Meituan Dianping, the Tencent-backed Chinese food delivery giant, is scaling back its bike-sharing and ride-hailing services after announcing operating losses of RMB 3.45bn ($497m) for the June to September quarter.
Meituan entered the bike-sharing business this year when it acquired Mobike for $2.7bn. However, the bike-sharing market has faltered in China and the company is now downsizing to avoid oversupply, according to TechCrunch.
Meituan has also said it does not plan to expand its car-hailing service beyond Shanghai and Nanjing. The company had planned to take on dominant market leader Didi Chuxing. However, this market has also changed with stricter regulations introduced following a spate of passenger attacks.
Meituan posted revenues of RMB 19.1 billion ($2.75bn) which was driven by strong growth in its core food delivery business.

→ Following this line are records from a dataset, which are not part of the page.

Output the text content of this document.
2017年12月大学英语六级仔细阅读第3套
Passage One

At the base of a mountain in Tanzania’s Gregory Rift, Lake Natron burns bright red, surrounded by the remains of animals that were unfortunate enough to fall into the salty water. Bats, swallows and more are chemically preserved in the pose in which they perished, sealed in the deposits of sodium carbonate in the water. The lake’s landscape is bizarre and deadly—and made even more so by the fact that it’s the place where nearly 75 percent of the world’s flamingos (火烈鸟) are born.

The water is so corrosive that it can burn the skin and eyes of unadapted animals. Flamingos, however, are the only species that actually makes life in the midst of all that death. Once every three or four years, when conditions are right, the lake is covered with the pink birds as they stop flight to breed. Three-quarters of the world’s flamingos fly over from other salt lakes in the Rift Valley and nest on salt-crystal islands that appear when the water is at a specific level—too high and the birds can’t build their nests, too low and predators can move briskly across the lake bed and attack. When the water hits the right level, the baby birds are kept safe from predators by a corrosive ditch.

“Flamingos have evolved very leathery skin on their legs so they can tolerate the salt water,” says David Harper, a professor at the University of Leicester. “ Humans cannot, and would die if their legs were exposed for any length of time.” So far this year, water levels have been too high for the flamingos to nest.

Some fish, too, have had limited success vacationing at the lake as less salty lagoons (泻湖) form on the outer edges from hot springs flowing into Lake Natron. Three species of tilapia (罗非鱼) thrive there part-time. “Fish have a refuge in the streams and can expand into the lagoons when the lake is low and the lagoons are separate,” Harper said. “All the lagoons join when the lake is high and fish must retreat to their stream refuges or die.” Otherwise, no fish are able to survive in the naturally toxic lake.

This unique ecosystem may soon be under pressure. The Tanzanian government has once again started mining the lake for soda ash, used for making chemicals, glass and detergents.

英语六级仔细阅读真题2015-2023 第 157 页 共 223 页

It boasts a 59% share of the food delivery market, according to iResearch data, and competes with Alibaba’s Ele.me in this category.
The results are the first since the company’s $4.2bn IPO in September. Following the announcement, Meituan shares plunged nearly 12%, with shares of its main backer Tencent also dropping.
Meituan Dianping claims to be the world’s largest e-commerce platform for local services and is often described as a combination of Deliveroo, Yelp, and Groupon.